Prof Devine proceeded to compare this period of the Scottish Enlightenment thought to later in the nineteenth century, where we see the ‘concertina effect’ of Scottish modernisation, with the key comparison being between England and Scotland’s development across the previous two and a half centuries. Prof Devine noted the differences in the 1851 census for both England and Scotland for men who were in mining or industry: 40.2% for England whilst Scotland had over 41%. The political revolution dynamic of the late eighteenth and nineteenth centuries saw a movement from ‘Tribalism to Capitalism’, particularly shown through the rise of the merchants and ‘professionals’, or, what Prof Devine made comparison to with the rise of the bourgeois during the French Revolution.

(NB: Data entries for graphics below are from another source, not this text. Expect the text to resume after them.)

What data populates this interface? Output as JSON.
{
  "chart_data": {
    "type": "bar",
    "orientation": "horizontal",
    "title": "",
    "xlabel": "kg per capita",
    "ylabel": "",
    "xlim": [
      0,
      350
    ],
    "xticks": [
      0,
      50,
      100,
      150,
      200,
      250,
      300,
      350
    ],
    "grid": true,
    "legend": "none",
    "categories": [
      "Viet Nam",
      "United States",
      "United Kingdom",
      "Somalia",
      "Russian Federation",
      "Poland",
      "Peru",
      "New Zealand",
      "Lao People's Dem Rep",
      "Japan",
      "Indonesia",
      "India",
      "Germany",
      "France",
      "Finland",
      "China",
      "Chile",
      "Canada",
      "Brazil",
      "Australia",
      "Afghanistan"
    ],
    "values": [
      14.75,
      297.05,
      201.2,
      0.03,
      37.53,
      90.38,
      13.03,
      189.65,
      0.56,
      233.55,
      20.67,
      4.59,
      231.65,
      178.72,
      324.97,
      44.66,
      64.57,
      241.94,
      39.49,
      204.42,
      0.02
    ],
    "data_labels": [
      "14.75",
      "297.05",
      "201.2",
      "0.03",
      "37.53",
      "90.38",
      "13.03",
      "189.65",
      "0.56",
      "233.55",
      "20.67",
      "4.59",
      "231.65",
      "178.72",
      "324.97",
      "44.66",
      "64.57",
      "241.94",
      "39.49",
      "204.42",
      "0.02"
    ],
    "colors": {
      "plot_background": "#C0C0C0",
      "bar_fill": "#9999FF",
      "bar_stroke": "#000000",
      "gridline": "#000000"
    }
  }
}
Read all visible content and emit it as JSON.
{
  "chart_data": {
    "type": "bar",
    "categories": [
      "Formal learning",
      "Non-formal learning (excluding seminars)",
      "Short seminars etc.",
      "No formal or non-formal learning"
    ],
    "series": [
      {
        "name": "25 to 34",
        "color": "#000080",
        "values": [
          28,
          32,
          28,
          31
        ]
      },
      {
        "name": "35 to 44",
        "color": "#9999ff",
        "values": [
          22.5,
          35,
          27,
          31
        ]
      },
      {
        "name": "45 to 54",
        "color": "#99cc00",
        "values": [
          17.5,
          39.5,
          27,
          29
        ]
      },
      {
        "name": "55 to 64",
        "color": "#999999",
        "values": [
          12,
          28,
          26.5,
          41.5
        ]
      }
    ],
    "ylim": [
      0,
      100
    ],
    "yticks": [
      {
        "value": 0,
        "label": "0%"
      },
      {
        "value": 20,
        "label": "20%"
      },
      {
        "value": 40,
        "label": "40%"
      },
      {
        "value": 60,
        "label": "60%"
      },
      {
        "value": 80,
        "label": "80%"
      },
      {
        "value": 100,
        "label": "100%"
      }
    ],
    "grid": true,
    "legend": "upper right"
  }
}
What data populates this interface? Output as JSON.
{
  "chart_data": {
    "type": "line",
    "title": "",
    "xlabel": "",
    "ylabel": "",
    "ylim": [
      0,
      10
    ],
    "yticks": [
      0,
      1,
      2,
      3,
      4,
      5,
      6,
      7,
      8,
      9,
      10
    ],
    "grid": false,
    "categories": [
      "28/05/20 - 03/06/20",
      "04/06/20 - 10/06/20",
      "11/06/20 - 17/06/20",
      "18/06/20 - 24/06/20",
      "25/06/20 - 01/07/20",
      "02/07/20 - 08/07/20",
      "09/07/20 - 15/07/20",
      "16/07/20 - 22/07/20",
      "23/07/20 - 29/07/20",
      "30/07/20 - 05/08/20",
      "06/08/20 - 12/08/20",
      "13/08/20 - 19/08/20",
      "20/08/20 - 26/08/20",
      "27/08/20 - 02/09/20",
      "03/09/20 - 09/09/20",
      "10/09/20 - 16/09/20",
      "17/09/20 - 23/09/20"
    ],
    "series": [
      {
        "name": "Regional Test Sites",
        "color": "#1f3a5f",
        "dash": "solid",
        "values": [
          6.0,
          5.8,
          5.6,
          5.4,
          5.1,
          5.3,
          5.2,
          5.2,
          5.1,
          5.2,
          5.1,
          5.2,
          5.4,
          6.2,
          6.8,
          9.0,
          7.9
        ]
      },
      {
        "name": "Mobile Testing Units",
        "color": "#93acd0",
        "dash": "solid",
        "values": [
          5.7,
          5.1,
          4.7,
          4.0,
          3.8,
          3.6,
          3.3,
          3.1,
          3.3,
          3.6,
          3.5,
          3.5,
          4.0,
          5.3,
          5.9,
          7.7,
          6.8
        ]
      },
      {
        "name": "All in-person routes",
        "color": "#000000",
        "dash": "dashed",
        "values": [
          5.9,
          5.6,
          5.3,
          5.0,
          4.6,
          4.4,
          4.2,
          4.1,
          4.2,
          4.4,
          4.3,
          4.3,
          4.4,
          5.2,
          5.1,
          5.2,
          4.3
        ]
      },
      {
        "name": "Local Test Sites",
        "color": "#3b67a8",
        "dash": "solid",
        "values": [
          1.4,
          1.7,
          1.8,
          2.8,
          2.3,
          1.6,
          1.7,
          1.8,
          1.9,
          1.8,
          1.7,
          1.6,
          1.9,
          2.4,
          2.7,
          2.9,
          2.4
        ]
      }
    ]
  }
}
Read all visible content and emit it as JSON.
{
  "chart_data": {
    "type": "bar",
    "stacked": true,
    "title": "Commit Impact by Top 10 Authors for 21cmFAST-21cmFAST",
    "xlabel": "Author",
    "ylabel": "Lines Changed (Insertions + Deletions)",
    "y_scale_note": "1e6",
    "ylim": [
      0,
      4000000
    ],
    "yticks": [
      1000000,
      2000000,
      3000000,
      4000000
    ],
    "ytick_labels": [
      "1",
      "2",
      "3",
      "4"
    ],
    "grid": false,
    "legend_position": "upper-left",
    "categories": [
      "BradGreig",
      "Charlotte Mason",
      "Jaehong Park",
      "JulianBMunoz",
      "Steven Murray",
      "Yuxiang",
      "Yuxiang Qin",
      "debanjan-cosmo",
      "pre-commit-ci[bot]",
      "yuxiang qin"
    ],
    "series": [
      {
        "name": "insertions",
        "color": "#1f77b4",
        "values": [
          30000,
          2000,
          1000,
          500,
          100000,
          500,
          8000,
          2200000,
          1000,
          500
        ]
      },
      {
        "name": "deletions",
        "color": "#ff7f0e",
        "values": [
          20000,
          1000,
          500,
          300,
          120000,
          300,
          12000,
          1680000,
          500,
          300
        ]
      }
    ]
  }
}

This was particularly prevalent as, during the 1790’s in Scotland, the country was still feeling the effect of the Clearances, with Prof Devine stating that there was a sense of ‘landless-ness’ as ‘commonplace’.

In summary, Prof Devine wished to pose a question: Was Scotland seen as a truculent nation? He went on to elaborate examples such as the Jacobite uprisings, the  history of riots, and the system of patronage and conflict alongside the anti-Catholic and militia riots of the eighteenth century. He likewise mentioned that, despite the Reform Act of 1832, it was not until the 1860s and 70’s that Thomas Muir’s principles were to come into vision. The lesson that Prof Devine wished to conclude upon? That ‘the hard-won democracy of the past is not entirely safe in the present’.